You got into graduate school! That’s amazing, but that also means you have to pay for grad school. How do you do that? Grad PLUS Loans are federal student loans that students can take to cover the costs of grad school. Only students attending programs in a graduate or professional school are eligible to take out Grad PLUS Loans.
The federal government funds these loans. Of course, filing the Free Application for Federal Student Aid or FAFSA is a mandatory requirement for borrowing money from this program.
Your creditworthiness determines your eligibility to apply for a Grad PLUS Loan. When you submit the FAFSA, lenders will first check your credit history. As a result, they can determine whether or not you are eligible for a loan. Students with good credit history will find it easier to borrow money from this program. Students who have poor credit history are required to have a credit-worthy cosigner in order to get funds through the Grad PLUS Loan program.
It’s true that your credit history determines whether or not you qualify for a loan, unlike most other loans. However, having better credit does not necessarily lower the interest rate you are offered through Grad PLUS Loans.
Additionally, demonstrated financial need is not part of the eligibility requirements for borrowing money through the Grad PLUS program.
Loan Limits & Interest Rates
Grad PLUS Loans allow students to borrow up to the full cost of attendance less any other financial aid that they may have received. If you meet all the requirements, you could potentially pay the entire cost of graduate school with funds received through Grad PLUS Loans.
Graduate PLUS Loans have a fixed rate of interest, which is set by the federal government. This interest rate may change every academic year.
When calculating the amount you want to borrow and the rate of interest, you must take into account the origination fee that you have to pay. This fee is approximately 4.3% of the total amount. Your loan disbursal deducts the fee. During repayment, this fee is part of your outstanding loan balance.
The funds go directly to your school and credited to your student account.
Interest on the money you borrow starts accruing from the moment the loan is disbursed. What if you have the money and can make early payments? Well, it is advisable to put the early payments towards the principle so that the principle gets reduced. The lower the principle, the less the interest accrued.
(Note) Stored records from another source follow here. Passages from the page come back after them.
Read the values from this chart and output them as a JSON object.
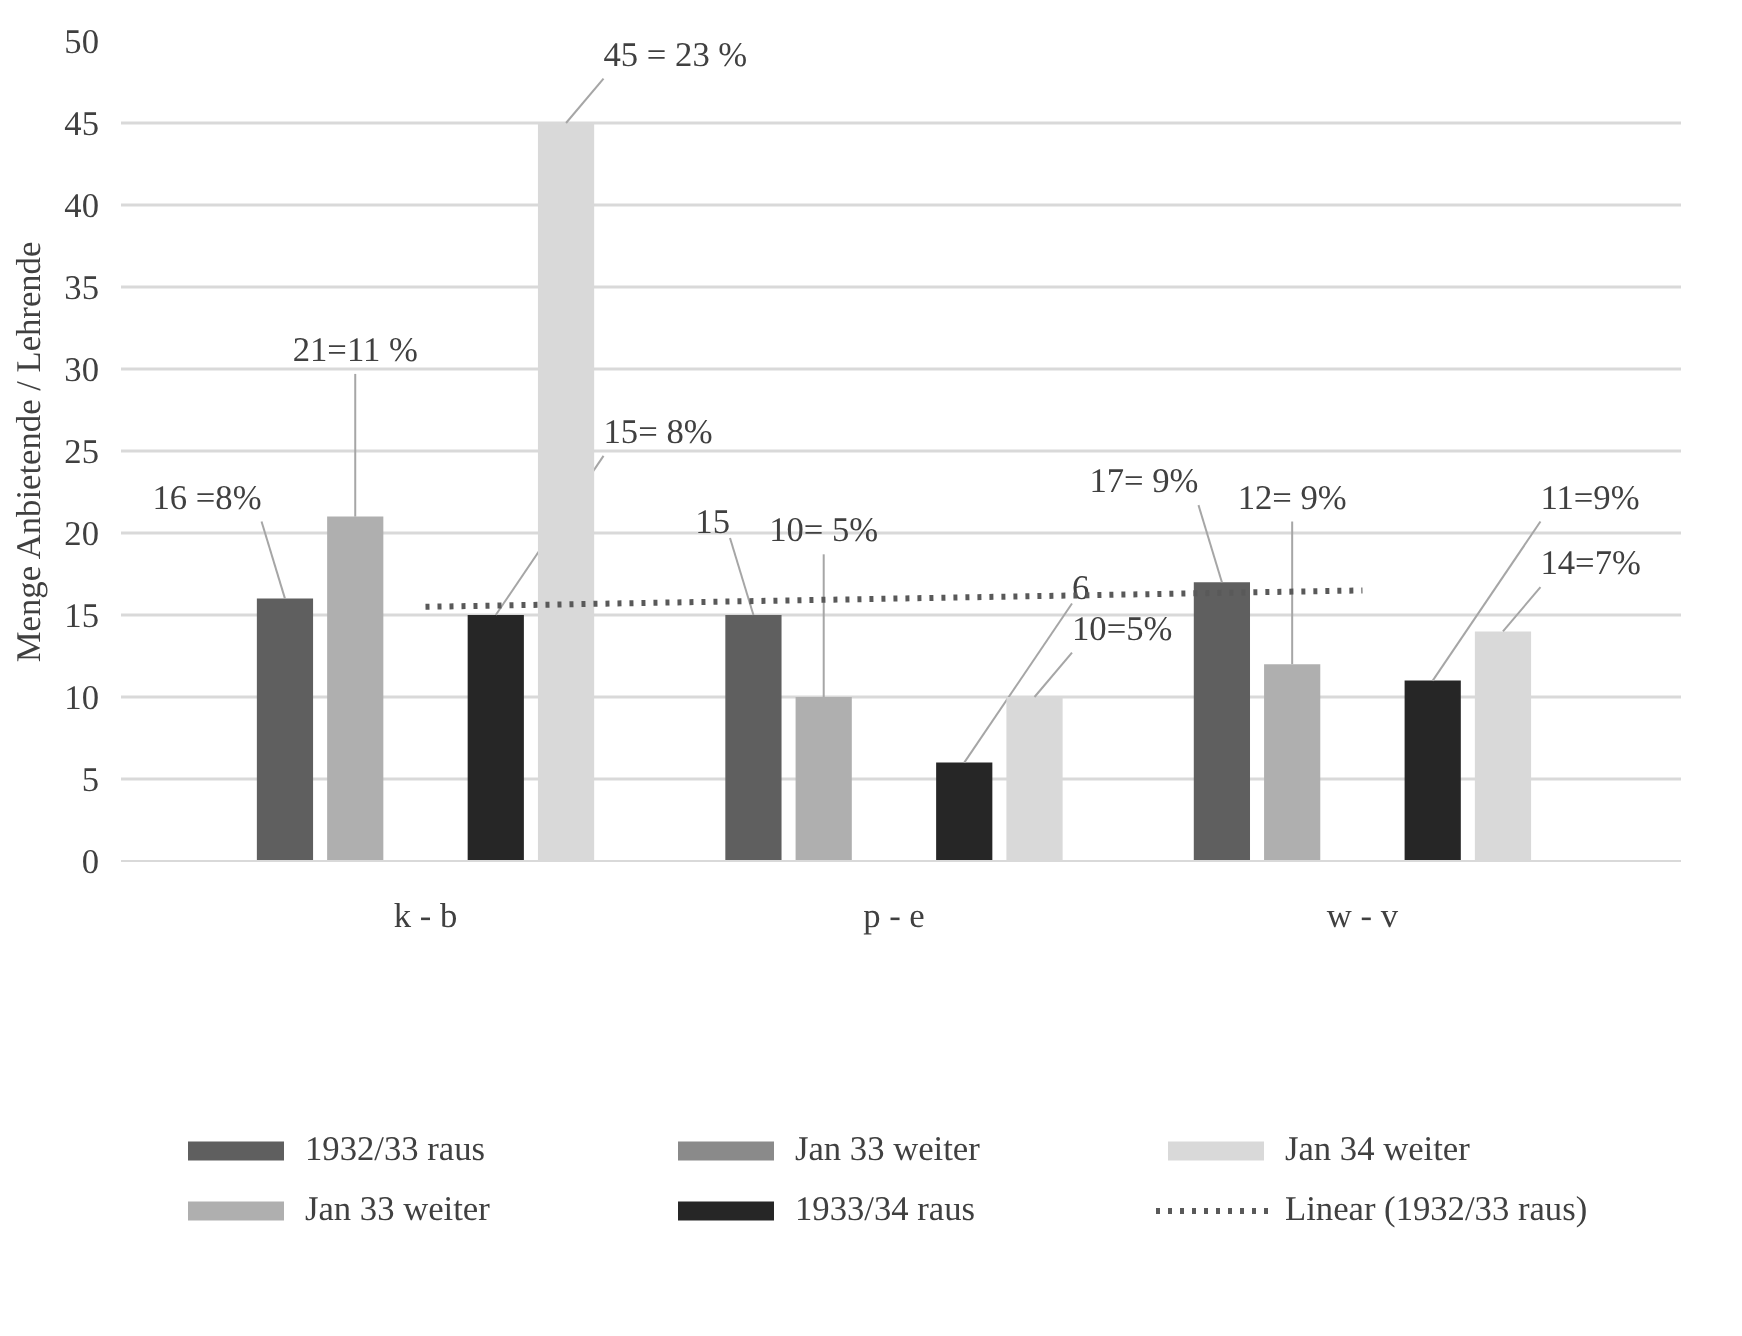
{
  "chart_data": {
    "type": "bar",
    "ylabel": "Menge Anbietende / Lehrende",
    "categories": [
      "k - b",
      "p - e",
      "w - v"
    ],
    "series": [
      {
        "name": "1932/33 raus",
        "color": "#5f5f5f",
        "values": [
          16,
          15,
          17
        ],
        "value_labels": [
          "16 =8%",
          "15",
          "17= 9%"
        ]
      },
      {
        "name": "Jan 33 weiter",
        "color": "#afafaf",
        "values": [
          21,
          10,
          12
        ],
        "value_labels": [
          "21=11 %",
          "10= 5%",
          "12= 9%"
        ]
      },
      {
        "name": "Jan 33 weiter",
        "color": "#8a8a8a",
        "values": [
          null,
          null,
          null
        ]
      },
      {
        "name": "1933/34 raus",
        "color": "#262626",
        "values": [
          15,
          6,
          11
        ],
        "value_labels": [
          "15= 8%",
          "6",
          "11=9%"
        ]
      },
      {
        "name": "Jan 34 weiter",
        "color": "#d9d9d9",
        "values": [
          45,
          10,
          14
        ],
        "value_labels": [
          "45 = 23 %",
          "10=5%",
          "14=7%"
        ]
      },
      {
        "name": "Linear (1932/33 raus)",
        "type": "line",
        "color": "#595959",
        "line_style": "dotted",
        "x": [
          "k - b",
          "p - e",
          "w - v"
        ],
        "values": [
          15.5,
          16,
          16.5
        ]
      }
    ],
    "ylim": [
      0,
      50
    ],
    "yticks": [
      0,
      5,
      10,
      15,
      20,
      25,
      30,
      35,
      40,
      45,
      50
    ],
    "grid": "y",
    "legend": "bottom"
  }
}
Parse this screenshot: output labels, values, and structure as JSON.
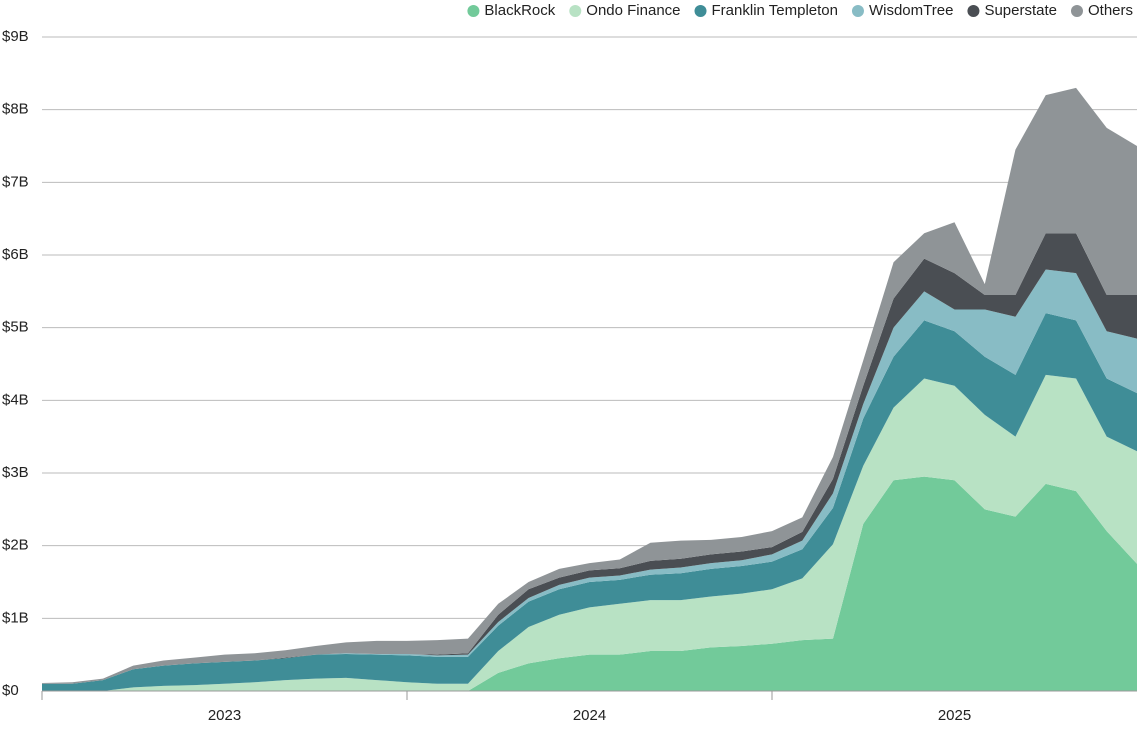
{
  "chart_data": {
    "type": "stacked_area",
    "x": [
      2023.0,
      2023.083,
      2023.167,
      2023.25,
      2023.333,
      2023.417,
      2023.5,
      2023.583,
      2023.667,
      2023.75,
      2023.833,
      2023.917,
      2024.0,
      2024.083,
      2024.167,
      2024.25,
      2024.333,
      2024.417,
      2024.5,
      2024.583,
      2024.667,
      2024.75,
      2024.833,
      2024.917,
      2025.0,
      2025.083,
      2025.167,
      2025.25,
      2025.333,
      2025.417,
      2025.5,
      2025.583,
      2025.667,
      2025.75,
      2025.833,
      2025.917,
      2026.0
    ],
    "series": [
      {
        "name": "BlackRock",
        "color": "#72ca9a",
        "values": [
          0,
          0,
          0,
          0,
          0,
          0,
          0,
          0,
          0,
          0,
          0,
          0,
          0,
          0,
          0,
          0.25,
          0.38,
          0.45,
          0.5,
          0.5,
          0.55,
          0.55,
          0.6,
          0.62,
          0.65,
          0.7,
          0.72,
          2.3,
          2.9,
          2.95,
          2.9,
          2.5,
          2.4,
          2.85,
          2.75,
          2.2,
          1.75
        ]
      },
      {
        "name": "Ondo Finance",
        "color": "#b8e2c4",
        "values": [
          0,
          0,
          0,
          0.05,
          0.07,
          0.08,
          0.1,
          0.12,
          0.15,
          0.17,
          0.18,
          0.15,
          0.12,
          0.1,
          0.1,
          0.3,
          0.5,
          0.6,
          0.65,
          0.7,
          0.7,
          0.7,
          0.7,
          0.72,
          0.75,
          0.85,
          1.3,
          0.8,
          1.0,
          1.35,
          1.3,
          1.3,
          1.1,
          1.5,
          1.55,
          1.3,
          1.55
        ]
      },
      {
        "name": "Franklin Templeton",
        "color": "#3f8d97",
        "values": [
          0.1,
          0.1,
          0.15,
          0.25,
          0.28,
          0.3,
          0.3,
          0.3,
          0.3,
          0.33,
          0.33,
          0.35,
          0.37,
          0.37,
          0.37,
          0.35,
          0.35,
          0.35,
          0.35,
          0.33,
          0.35,
          0.37,
          0.38,
          0.38,
          0.38,
          0.4,
          0.5,
          0.65,
          0.7,
          0.8,
          0.75,
          0.8,
          0.85,
          0.85,
          0.8,
          0.8,
          0.8
        ]
      },
      {
        "name": "WisdomTree",
        "color": "#88bcc5",
        "values": [
          0,
          0,
          0,
          0,
          0,
          0,
          0,
          0,
          0,
          0,
          0.01,
          0.01,
          0.02,
          0.02,
          0.03,
          0.05,
          0.05,
          0.06,
          0.06,
          0.06,
          0.07,
          0.08,
          0.08,
          0.08,
          0.1,
          0.12,
          0.2,
          0.2,
          0.4,
          0.4,
          0.3,
          0.65,
          0.8,
          0.6,
          0.65,
          0.65,
          0.75
        ]
      },
      {
        "name": "Superstate",
        "color": "#4a4e53",
        "values": [
          0,
          0,
          0,
          0,
          0,
          0,
          0,
          0,
          0.01,
          0,
          0,
          0,
          0,
          0.01,
          0.02,
          0.1,
          0.12,
          0.1,
          0.1,
          0.1,
          0.12,
          0.12,
          0.12,
          0.12,
          0.1,
          0.12,
          0.2,
          0.25,
          0.4,
          0.45,
          0.5,
          0.2,
          0.3,
          0.5,
          0.55,
          0.5,
          0.6
        ]
      },
      {
        "name": "Others",
        "color": "#8f9497",
        "values": [
          0.01,
          0.02,
          0.02,
          0.05,
          0.07,
          0.08,
          0.1,
          0.1,
          0.1,
          0.12,
          0.15,
          0.18,
          0.18,
          0.2,
          0.2,
          0.15,
          0.1,
          0.12,
          0.1,
          0.12,
          0.25,
          0.25,
          0.2,
          0.2,
          0.22,
          0.2,
          0.3,
          0.35,
          0.5,
          0.35,
          0.7,
          0.15,
          2.0,
          1.9,
          2.0,
          2.3,
          2.05
        ]
      }
    ],
    "xlim": [
      2023,
      2026
    ],
    "xticks": [
      2023,
      2024,
      2025
    ],
    "ylim": [
      0,
      9
    ],
    "yticks": [
      {
        "value": 0,
        "label": "$0"
      },
      {
        "value": 1,
        "label": "$1B"
      },
      {
        "value": 2,
        "label": "$2B"
      },
      {
        "value": 3,
        "label": "$3B"
      },
      {
        "value": 4,
        "label": "$4B"
      },
      {
        "value": 5,
        "label": "$5B"
      },
      {
        "value": 6,
        "label": "$6B"
      },
      {
        "value": 7,
        "label": "$7B"
      },
      {
        "value": 8,
        "label": "$8B"
      },
      {
        "value": 9,
        "label": "$9B"
      }
    ],
    "grid": true,
    "legend": "top-right"
  }
}
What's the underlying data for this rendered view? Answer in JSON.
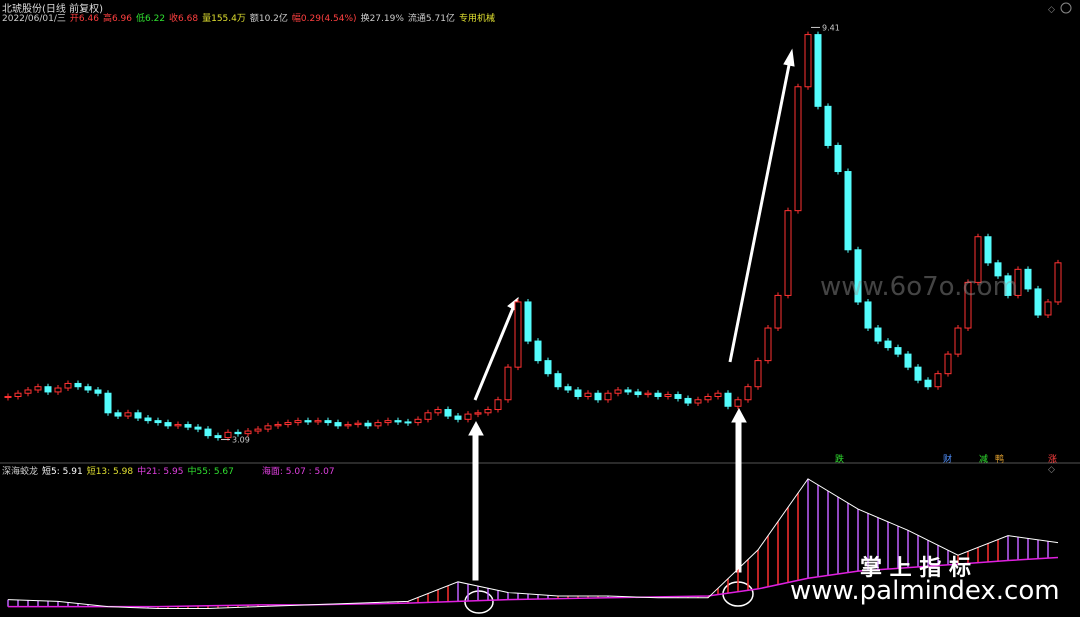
{
  "header": {
    "stock": "北琥股份(日线 前复权)",
    "date": "2022/06/01/三",
    "open": "开6.46",
    "high": "高6.96",
    "low": "低6.22",
    "close": "收6.68",
    "volume": "量155.4万",
    "amount": "额10.2亿",
    "change": "幅0.29(4.54%)",
    "turnover": "换27.19%",
    "float": "流通5.71亿",
    "industry": "专用机械"
  },
  "indicator_header": {
    "name": "深海蛟龙",
    "s5": "短5: 5.91",
    "s13": "短13: 5.98",
    "m21": "中21: 5.95",
    "m55": "中55: 5.67",
    "sea": "海面: 5.07 : 5.07"
  },
  "signals": [
    "跌",
    "财",
    "减",
    "鸭",
    "涨"
  ],
  "watermarks": [
    "www.6o7o.com",
    "掌 上 指 标",
    "www.palmindex.com"
  ],
  "chart_data": [
    {
      "type": "candlestick",
      "annotations": [
        {
          "text": "9.41",
          "value": 9.41
        },
        {
          "text": "3.09",
          "value": 3.09
        }
      ],
      "ylim": [
        2.5,
        9.8
      ],
      "values": [
        3.75,
        3.8,
        3.85,
        3.9,
        3.82,
        3.88,
        3.95,
        3.9,
        3.85,
        3.8,
        3.5,
        3.45,
        3.5,
        3.42,
        3.38,
        3.35,
        3.3,
        3.32,
        3.28,
        3.25,
        3.15,
        3.12,
        3.2,
        3.18,
        3.22,
        3.25,
        3.3,
        3.32,
        3.35,
        3.38,
        3.36,
        3.38,
        3.35,
        3.3,
        3.32,
        3.34,
        3.3,
        3.35,
        3.38,
        3.36,
        3.35,
        3.4,
        3.5,
        3.55,
        3.45,
        3.4,
        3.48,
        3.5,
        3.55,
        3.7,
        4.2,
        5.2,
        4.6,
        4.3,
        4.1,
        3.9,
        3.85,
        3.75,
        3.8,
        3.7,
        3.8,
        3.85,
        3.82,
        3.78,
        3.8,
        3.75,
        3.78,
        3.72,
        3.65,
        3.7,
        3.75,
        3.8,
        3.6,
        3.7,
        3.9,
        4.3,
        4.8,
        5.3,
        6.6,
        8.5,
        9.3,
        8.2,
        7.6,
        7.2,
        6.0,
        5.2,
        4.8,
        4.6,
        4.5,
        4.4,
        4.2,
        4.0,
        3.9,
        4.1,
        4.4,
        4.8,
        5.5,
        6.2,
        5.8,
        5.6,
        5.3,
        5.7,
        5.4,
        5.0,
        5.2,
        5.8
      ],
      "up_color": "#ff3232",
      "down_color": "#54fcfc"
    },
    {
      "type": "line",
      "ylim": [
        2,
        10
      ],
      "x": [
        0,
        5,
        10,
        15,
        20,
        25,
        30,
        35,
        40,
        45,
        50,
        55,
        60,
        65,
        70,
        75,
        80,
        85,
        90,
        95,
        100,
        105
      ],
      "series": [
        {
          "name": "海面",
          "color": "#e020e0",
          "values": [
            2.3,
            2.3,
            2.3,
            2.3,
            2.35,
            2.4,
            2.4,
            2.45,
            2.5,
            2.6,
            2.7,
            2.75,
            2.8,
            2.85,
            2.9,
            3.3,
            3.9,
            4.3,
            4.5,
            4.7,
            4.9,
            5.07
          ]
        },
        {
          "name": "短5",
          "color": "#ffffff",
          "values": [
            2.7,
            2.6,
            2.3,
            2.2,
            2.2,
            2.3,
            2.4,
            2.5,
            2.6,
            3.7,
            3.1,
            2.9,
            2.9,
            2.8,
            2.8,
            5.5,
            9.5,
            7.8,
            6.6,
            5.2,
            6.3,
            5.91
          ]
        }
      ]
    }
  ]
}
The standard repayment term on Grad PLUS Loans is 10 years. Depending on your income and other factors, you may be eligible for most of the repayment plans offered by the Department of Education. This includes the extended, graduated, income-based, and pay-as-you-earn repayment plans among others. Take a look at your repayment options and choose the one that best suits your financial situation and your ability to repay the loans.